Ignara di ciò che avveniva, Pandagian continuava a danzare felice e immemore
nella radura; osservava il cielo lucente e le sembrava di scorgere Riamasan, il
bellissimo principe delle Stelle, mentre volava sul suo carro d'argento.
Allo spuntar del giorno la fanciulla smise di danzare.
Veloce e leggera giunse sotto casa e si meravigliò molto di non trovare la
scala. Guardò verso la veranda, dove certamente i suoi già dormivano e chiamò
con voce sommessa, per non disturbarli: "Padre mio, dammi la scala!".
Con voce ferma il padre le disse: "Rivolgiti a tua madre".
Pandagian, stupita da una tale risposta, Si rivolse alla madre: "Madre
mia, calami la scala!".
Con voce che tentava invano di far apparire severa la madre rispose:
"Chiedilo a tuo nonno".
La fanciulla non capiva più cosa stesse succedendo nella sua famiglia.
"Oh, nonno - gridò. - Ti prego, fai scendere la scala!".
"Vallo a chiedere a tua nonna", fu la risposta.
"Nonna, ti scongiuro, mandami giù la scala!".
"Parla con tuo fratello maggiore", suggerì la vecchia con voce
lamentosa.
"Fratello mio, vuoi almeno tu calare la scala perché io possa
salire?", implorò sempre più scoraggiata Pandagian.
Con voce triste il giovane rispose: "Pandagian, devi chiederlo a tuo
padre".
La fanciulla ormai singhiozzava senza freno: aveva capito che il padre voleva
punirla. Tentò di rivolgersi nuovamente a lui:
"Padre! - supplicò tendendo le braccia verso l'alto - Calami la scala e
permettimi di tornare a casa nella mia famiglia!".

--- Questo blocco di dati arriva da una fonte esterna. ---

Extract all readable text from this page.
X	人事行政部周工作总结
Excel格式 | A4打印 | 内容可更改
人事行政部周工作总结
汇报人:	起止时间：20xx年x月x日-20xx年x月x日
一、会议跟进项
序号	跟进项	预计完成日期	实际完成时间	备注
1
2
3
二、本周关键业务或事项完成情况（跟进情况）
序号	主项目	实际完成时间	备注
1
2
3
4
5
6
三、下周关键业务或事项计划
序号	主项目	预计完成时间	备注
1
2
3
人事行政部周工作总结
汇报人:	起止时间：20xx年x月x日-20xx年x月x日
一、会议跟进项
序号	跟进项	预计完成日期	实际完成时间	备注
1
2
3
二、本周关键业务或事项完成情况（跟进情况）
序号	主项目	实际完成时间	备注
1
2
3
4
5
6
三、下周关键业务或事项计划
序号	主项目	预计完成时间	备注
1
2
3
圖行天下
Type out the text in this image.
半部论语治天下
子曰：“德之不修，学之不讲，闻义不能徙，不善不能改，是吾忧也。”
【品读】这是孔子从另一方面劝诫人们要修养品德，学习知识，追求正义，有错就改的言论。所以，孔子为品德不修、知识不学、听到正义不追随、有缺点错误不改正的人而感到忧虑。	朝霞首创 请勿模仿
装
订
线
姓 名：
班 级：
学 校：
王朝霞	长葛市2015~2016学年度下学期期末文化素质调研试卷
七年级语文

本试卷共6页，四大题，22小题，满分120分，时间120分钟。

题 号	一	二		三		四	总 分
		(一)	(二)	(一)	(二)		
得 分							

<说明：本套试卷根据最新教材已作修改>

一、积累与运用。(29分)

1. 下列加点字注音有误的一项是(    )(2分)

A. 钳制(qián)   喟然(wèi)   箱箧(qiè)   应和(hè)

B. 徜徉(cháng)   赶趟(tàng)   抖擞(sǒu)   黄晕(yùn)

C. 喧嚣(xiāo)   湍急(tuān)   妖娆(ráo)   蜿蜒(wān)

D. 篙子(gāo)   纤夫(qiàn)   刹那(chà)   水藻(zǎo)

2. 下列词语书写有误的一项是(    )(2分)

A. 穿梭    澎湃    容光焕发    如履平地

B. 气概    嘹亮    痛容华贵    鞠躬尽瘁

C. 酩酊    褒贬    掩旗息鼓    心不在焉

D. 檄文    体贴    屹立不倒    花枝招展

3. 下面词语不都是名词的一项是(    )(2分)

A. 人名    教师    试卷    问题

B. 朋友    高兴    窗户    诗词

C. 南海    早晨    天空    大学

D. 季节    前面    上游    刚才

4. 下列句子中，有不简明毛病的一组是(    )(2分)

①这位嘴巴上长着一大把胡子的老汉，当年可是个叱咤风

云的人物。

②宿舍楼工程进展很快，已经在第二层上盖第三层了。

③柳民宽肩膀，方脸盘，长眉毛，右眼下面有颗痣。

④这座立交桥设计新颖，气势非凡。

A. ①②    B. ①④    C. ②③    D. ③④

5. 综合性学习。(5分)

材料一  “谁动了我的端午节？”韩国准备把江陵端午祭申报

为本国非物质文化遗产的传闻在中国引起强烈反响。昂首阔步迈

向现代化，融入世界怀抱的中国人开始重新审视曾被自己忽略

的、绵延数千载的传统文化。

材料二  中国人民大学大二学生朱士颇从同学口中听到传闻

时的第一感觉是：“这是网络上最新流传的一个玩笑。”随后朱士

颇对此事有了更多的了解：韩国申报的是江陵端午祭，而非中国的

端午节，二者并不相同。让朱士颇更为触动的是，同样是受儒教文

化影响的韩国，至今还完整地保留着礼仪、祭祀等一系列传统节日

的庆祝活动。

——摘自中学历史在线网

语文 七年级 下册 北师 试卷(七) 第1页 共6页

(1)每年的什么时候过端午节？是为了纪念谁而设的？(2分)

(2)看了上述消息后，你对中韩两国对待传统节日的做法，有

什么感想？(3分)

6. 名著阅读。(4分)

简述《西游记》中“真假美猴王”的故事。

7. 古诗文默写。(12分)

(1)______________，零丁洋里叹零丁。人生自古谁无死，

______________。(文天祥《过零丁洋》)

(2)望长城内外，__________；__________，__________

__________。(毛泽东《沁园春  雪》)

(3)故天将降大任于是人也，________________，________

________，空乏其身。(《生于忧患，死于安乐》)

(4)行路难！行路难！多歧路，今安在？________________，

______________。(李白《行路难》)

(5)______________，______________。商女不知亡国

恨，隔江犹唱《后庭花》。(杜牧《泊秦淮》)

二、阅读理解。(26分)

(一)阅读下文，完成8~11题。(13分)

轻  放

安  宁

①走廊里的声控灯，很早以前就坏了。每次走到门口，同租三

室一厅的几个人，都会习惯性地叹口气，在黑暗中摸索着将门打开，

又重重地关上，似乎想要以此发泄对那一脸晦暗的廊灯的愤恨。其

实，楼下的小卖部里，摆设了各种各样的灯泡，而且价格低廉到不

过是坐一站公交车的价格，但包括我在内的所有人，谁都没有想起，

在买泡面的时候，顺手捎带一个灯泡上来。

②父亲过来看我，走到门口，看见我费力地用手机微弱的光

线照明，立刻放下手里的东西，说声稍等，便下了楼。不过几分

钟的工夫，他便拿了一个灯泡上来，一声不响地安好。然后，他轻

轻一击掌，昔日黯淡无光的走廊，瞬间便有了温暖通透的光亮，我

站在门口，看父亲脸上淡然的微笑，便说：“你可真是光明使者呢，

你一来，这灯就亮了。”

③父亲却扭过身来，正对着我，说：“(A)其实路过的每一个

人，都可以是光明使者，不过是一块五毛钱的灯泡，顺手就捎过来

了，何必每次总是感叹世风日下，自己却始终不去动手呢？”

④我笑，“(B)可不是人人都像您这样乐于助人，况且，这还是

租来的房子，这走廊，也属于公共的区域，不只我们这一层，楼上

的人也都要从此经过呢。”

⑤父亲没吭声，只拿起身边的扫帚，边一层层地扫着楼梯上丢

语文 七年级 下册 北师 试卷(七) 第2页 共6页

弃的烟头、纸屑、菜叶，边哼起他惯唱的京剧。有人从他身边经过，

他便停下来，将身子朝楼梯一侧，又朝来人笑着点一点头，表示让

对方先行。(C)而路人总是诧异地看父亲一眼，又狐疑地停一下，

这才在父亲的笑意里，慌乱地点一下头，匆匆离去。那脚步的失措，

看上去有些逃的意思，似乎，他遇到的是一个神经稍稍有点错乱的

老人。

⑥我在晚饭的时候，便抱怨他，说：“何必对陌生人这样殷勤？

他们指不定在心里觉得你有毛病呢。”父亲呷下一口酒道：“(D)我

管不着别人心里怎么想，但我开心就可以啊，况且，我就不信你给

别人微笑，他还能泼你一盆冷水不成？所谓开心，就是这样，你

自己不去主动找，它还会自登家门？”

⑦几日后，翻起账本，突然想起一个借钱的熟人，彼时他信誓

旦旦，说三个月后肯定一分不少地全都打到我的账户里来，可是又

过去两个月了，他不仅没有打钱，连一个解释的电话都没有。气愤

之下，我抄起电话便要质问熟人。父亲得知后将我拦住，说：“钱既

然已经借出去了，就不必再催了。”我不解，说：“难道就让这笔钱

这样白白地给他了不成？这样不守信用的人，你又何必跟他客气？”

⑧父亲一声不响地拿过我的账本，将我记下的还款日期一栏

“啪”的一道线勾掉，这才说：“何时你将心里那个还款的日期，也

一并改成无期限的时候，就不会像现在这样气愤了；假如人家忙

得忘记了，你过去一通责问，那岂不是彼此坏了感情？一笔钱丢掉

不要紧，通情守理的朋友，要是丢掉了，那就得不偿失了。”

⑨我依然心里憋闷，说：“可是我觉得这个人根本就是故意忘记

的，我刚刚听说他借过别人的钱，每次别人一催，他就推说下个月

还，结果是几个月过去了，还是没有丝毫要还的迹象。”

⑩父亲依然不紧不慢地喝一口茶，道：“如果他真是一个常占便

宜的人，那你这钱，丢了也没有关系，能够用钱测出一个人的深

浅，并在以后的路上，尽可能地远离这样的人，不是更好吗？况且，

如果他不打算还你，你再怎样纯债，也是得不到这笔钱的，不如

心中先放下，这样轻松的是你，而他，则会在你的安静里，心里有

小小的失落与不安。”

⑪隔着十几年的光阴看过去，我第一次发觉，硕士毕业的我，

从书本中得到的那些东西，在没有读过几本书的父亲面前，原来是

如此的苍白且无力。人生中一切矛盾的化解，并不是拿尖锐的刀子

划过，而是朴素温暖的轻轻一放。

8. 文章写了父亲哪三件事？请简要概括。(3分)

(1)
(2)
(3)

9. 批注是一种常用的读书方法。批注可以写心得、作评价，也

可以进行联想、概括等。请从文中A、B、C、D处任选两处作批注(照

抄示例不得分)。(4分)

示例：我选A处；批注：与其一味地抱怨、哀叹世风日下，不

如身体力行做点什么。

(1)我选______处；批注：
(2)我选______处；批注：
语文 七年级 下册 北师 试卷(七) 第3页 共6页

"No! - rispose il padre con asprezza. - Hai disubbidito ai miei ordini
fuggendo via senza curarti neanche della nostra ansia. Ora dormirai sulla
terra!".
Poi nella veranda cadde il silenzio. Solo di tanto in tanto s'udiva qualche
lieve rumore. Forse un sospiro o un singhiozzo trattenuti: la madre? la nonna?
Alla fine però nessun suono venne più dall'alto.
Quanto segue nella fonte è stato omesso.